A lição mais geral é a de que mudança técnica não transforma sociedades independentemente de outros fatores não relacionados com a tecnologia como tal. A Revolução Industrial testemunhou o início de um novo tipo de crescimento, ligado à sucessão de inovações técnicas, o que acelerou o ritmo da mudança, embora suas origens e desenvolvimento tenham dependido, em grande parte, de fatores não técnicos. Na Europa, a competição capitalista incentivou o desenvolvimento técnico dirigido para o aumento da produtividade do trabalho. Essas alterações ocorreram e tiveram possibilidade de expansão porque as circunstâncias econômicas, institucionais e sociais eram favoráveis. Essas circunstâncias, por sua vez, foram alteradas pelo progresso da ciência e da tecnologia, passando então a influenciar a taxa e a direção das inovações técnicas. O processo foi extremamente complexo, como frisa Landes na conclusão de sua história da Revolução Industrial: "Há uma ampla gama de conexões, diretas e indiretas, apertadas e folgadas, exclusivas e parciais, e cada sociedade, ao se industrializar, desenvolve sua própria combinação de elementos para fazer face às suas tradições, possibilidades e circunstancias. O fato de haver esse jogo de estrutura não implica que não houvesse uma estrutura" (Landes, 1969).

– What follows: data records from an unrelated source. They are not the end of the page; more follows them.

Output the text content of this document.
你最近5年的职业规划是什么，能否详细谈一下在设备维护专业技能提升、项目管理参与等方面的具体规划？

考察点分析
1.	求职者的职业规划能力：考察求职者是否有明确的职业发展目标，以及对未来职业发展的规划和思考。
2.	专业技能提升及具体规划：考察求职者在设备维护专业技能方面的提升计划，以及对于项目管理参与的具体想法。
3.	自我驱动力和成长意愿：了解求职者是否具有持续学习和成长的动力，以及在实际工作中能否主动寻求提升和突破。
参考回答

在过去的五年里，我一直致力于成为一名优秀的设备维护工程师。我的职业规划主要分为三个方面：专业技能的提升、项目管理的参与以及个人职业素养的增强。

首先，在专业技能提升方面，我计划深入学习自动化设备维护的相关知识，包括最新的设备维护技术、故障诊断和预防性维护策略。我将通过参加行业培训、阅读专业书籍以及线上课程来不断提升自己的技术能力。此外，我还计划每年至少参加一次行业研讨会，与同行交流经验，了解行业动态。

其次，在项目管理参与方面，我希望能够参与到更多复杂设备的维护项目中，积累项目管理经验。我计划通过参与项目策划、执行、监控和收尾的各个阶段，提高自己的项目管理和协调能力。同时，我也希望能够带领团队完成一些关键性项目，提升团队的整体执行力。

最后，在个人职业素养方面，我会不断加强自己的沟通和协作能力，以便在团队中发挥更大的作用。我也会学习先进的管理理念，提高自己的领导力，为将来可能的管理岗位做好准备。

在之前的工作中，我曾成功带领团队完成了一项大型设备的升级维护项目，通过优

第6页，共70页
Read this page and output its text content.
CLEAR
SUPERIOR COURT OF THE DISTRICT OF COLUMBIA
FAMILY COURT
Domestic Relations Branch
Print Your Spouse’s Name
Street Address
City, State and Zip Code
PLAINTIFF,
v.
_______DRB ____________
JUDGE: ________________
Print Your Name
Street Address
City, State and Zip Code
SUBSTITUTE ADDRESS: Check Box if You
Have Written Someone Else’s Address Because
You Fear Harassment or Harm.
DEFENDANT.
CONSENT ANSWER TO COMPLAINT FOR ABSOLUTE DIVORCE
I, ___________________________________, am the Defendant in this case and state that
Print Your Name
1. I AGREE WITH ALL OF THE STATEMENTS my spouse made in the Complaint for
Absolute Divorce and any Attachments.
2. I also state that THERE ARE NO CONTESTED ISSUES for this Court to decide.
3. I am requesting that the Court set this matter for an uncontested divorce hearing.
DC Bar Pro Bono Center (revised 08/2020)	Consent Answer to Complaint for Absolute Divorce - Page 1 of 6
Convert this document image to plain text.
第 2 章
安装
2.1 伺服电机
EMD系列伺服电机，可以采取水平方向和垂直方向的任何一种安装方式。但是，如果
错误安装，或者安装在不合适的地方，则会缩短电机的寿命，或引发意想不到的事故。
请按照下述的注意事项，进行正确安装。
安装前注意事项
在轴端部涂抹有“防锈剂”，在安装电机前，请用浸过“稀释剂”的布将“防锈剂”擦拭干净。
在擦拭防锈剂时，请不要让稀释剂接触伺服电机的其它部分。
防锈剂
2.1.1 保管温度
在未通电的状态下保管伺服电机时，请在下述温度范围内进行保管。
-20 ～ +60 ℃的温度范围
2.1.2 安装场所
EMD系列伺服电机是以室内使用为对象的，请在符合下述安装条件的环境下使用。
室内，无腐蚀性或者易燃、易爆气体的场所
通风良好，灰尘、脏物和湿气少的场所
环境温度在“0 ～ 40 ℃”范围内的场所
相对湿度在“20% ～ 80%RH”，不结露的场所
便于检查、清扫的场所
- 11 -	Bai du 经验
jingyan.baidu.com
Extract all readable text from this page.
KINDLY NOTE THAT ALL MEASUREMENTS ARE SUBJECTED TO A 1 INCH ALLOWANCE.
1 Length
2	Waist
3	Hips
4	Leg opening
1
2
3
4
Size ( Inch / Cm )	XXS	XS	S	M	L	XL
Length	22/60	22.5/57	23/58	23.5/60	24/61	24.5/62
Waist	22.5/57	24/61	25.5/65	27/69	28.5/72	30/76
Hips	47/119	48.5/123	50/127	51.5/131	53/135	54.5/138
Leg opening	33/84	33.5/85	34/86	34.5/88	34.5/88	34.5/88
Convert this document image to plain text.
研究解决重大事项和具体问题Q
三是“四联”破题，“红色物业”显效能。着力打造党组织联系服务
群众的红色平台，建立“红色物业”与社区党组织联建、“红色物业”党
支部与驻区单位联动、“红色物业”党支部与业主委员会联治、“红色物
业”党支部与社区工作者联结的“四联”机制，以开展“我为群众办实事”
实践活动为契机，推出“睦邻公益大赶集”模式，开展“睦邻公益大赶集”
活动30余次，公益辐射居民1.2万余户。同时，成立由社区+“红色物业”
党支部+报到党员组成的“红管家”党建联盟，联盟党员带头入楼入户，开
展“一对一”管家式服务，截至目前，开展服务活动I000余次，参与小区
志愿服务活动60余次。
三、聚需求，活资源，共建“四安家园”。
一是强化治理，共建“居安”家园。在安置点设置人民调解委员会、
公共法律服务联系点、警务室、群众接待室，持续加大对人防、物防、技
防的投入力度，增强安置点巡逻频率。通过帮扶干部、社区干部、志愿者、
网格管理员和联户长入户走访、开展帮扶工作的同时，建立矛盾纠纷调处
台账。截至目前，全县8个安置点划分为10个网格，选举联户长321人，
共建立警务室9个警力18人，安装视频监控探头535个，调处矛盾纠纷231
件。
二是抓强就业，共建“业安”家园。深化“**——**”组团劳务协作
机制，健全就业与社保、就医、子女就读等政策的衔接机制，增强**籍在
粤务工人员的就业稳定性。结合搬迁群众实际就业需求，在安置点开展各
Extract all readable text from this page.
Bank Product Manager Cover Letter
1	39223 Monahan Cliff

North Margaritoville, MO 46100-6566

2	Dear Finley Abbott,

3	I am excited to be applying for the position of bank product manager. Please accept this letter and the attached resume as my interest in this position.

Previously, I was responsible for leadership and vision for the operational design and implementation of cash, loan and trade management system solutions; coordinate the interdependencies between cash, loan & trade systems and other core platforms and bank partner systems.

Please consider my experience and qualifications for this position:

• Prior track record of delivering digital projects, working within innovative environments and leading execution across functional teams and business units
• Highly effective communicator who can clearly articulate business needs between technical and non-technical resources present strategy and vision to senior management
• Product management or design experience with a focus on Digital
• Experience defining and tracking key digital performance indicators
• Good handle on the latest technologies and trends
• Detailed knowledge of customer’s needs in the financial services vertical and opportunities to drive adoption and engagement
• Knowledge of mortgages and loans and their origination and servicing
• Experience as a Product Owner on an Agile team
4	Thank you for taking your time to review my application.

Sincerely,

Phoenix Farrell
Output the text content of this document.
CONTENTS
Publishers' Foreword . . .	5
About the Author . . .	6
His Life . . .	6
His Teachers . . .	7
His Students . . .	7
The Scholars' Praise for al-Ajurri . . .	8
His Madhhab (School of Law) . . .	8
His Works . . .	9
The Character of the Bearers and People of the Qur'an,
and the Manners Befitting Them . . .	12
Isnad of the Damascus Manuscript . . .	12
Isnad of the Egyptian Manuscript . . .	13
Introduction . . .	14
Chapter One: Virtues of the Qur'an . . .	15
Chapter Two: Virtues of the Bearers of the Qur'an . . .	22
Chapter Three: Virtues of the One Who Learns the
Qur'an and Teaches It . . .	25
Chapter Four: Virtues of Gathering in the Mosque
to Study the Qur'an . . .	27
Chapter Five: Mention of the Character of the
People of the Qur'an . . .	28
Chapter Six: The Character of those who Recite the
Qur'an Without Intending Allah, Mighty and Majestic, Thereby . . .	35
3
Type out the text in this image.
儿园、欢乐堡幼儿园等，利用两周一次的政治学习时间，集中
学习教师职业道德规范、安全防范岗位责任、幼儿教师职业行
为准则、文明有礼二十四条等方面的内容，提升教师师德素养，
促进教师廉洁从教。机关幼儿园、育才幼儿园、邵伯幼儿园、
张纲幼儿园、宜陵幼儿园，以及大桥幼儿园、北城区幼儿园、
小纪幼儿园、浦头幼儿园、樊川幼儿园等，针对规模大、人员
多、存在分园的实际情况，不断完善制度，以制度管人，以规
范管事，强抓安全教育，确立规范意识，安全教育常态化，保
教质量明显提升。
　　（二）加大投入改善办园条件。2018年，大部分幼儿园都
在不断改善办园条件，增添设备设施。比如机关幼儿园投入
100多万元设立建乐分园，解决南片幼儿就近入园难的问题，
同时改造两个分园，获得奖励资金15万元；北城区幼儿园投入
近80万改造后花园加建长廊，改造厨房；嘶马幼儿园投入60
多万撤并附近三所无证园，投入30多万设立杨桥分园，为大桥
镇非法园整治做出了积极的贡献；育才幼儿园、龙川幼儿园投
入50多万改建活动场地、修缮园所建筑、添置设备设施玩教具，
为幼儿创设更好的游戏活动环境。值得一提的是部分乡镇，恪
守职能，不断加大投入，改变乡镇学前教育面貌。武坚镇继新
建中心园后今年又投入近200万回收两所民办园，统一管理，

Nesse delicado e incerto jogo de estrutura, que é afetado pelo referenciai histórico e cultural de cada país, os pré-requisitos institucionais e políticos para se fazer bom uso dos recursos científicos e técnicos disponíveis vinculam-se principalmente a esses fatores não econômicos. A crescente interdependência entre as nações e a emergência da economia mundial não aboliram a individualidade das culturas e das sociedades. O trajeto da tradição para a modernidade coloca a mesma questão para todos os países em desenvolvimento, porém estes são os únicos em condições de responder, de acordo com as decisões tomadas por eles mesmos tanto a respeito da ciência e da tecnologia como de tudo o mais. Essa questão tem dois lados: como modernizar sem sacrificar a tradição? Como preservar a tradição sem comprometer a modernização? Mais do que nunca, testemunhando política tumultuada à medida que o final do século XX se aproxima, qualquer país em desenvolvimento deverá ser sensível às implicações dessa dupla questão.